Restrict bandwidth only at certain times


New user to rclone - and am finding it great so far - syncing data to Amazon Cloud Drive.

My ISP has upload restrictions in place weekday evenings (time range A), and weekends (time range B).
I have found the bandwidth restrict flag (and converted kbyte to kbit ok), but its all or nothing. Is there any way to invoke it during certain times (range A and B above)?

Alternately I will shell script it - but any tips on how to cleanly stop the rclone just before the restricted time, so I can start a new rclone with the restriction flag active? (Im not an advanced coder it would be a basic shell script on OSX).

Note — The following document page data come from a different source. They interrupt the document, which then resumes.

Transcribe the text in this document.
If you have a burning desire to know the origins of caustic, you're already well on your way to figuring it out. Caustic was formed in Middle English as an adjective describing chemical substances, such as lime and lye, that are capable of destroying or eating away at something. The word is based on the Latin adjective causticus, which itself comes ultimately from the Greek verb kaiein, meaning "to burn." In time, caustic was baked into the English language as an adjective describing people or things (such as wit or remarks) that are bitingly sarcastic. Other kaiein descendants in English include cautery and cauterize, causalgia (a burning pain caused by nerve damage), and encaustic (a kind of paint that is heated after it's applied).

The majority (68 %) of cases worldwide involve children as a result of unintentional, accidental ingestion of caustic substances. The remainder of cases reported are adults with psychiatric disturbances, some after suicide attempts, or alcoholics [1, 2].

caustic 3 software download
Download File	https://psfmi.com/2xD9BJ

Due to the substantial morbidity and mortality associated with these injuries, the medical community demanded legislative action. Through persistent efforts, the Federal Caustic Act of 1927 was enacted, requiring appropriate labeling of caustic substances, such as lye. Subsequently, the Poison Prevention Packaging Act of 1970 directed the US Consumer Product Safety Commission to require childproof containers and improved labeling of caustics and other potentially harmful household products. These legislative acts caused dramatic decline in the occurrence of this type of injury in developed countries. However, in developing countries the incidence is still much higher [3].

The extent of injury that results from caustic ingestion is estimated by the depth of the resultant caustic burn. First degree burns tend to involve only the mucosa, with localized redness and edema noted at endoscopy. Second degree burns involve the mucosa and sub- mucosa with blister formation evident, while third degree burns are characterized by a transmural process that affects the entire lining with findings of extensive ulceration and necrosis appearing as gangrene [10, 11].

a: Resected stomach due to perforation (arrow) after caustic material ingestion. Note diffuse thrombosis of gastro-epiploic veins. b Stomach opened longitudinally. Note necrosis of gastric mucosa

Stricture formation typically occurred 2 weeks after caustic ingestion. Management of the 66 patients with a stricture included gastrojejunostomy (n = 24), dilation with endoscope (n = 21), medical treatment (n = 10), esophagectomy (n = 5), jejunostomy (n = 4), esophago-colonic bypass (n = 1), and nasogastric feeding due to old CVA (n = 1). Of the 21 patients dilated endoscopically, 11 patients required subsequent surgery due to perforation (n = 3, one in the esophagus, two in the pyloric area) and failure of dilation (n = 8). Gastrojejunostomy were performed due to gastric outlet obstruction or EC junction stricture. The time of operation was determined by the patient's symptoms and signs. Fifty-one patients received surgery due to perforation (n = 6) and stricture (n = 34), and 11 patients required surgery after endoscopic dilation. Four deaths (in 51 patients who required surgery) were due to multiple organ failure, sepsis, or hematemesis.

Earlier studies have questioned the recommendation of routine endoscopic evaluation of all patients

Many thanks (and for the great product)

Hello NewRCloner,

Welcome to the club :wink:

One user has recently developed and submitted a patch to rclone so, once you start it with some bandwidth limit, you can turn it on and off at will. For more (and technical) details, see here:

To sum it up, just start your sync/copy/etc with rclone and --bwlimit as you normally would, then send it a SIGUSR2 signal (killall -USR2 rclone) to disable it, then send it again to reenable and so on (it’s a toggle).

I don’t think it’s at the current non-beta build (v.1.33 at this time) but it should be at the more recent betas; here’s a direct link for 64-bit OS/X:β

Good luck,


Thanks Durval. That’s already a bit beyond my comprehension but I’m sure with a bit of reading and your links I’ll work it out! Meanwhile I just manually quit in the eve and restart in the morning at full bandwidth.

I assume ctrl-c in the shell is safe enough way to stop it running (just a bit messy as may leave partial files)?

Hello newrcloner,


  1. Install an rclone version supporting the feature; the one I linked should be OK.
  2. Find out how to send a SIGUSR2 to a process in OS/X; No experience with it, but I suppose typing “killall -USR2 rclone” in a command line should work, if OS/X indeed has the killall command. If not, you’d have to use ps (like “ps auwx | grep rclone”) to find out the rclone PID, and then “kill -USR2 PID”.

If you have no command-line experience, I strongly urge you to get some; the command-line is one of the best resources in any *ix like OS, and shall prove a valuable investment for the future (not only for rclone).

^C is the standard way to terminate most programs safely, and rclone is no exception. I don’t think it will leave partial files, at least not in an ACD remote as ACD supposedly doesn’t support that (unfortunately, as it would make it much simpler to implement transfer restarting). If you are copying the other way around (from ACD to local), I just tested and yes, it leaves partial file(s) from the copy.

@ncw: is this a bug, or an intended feature, perhaps to enable “remote to local” copy restarts (in the future?)




Yes I have quite a bit of command line, shell scripting and super-basic python, but just haven’t come across the above. OSx has killall. Thanks for all your help, I’m sure I’ll be able to get something working now, if I do I’ll paste my sloppy code here :wink:

Thanks for the follow-up, @newrcloner. Looking forward to seeing your code :slight_smile:



A half copied file will be re-transferred on the next run of rclone so it will get sorted out eventually.

It isn’t an intended feature, it is just difficult to do anything else!

So if I read this correctly, aside from using a schedule timetable for the bwlimit flag we can set a single bwlimit then send a SIGUSR2 signal to turn it off/on?

If this is true then this is exactly what I was looking for.

Yes that is right. I don’t think the SIGUSR2 bits made it to the docs yet but I have an issue about that!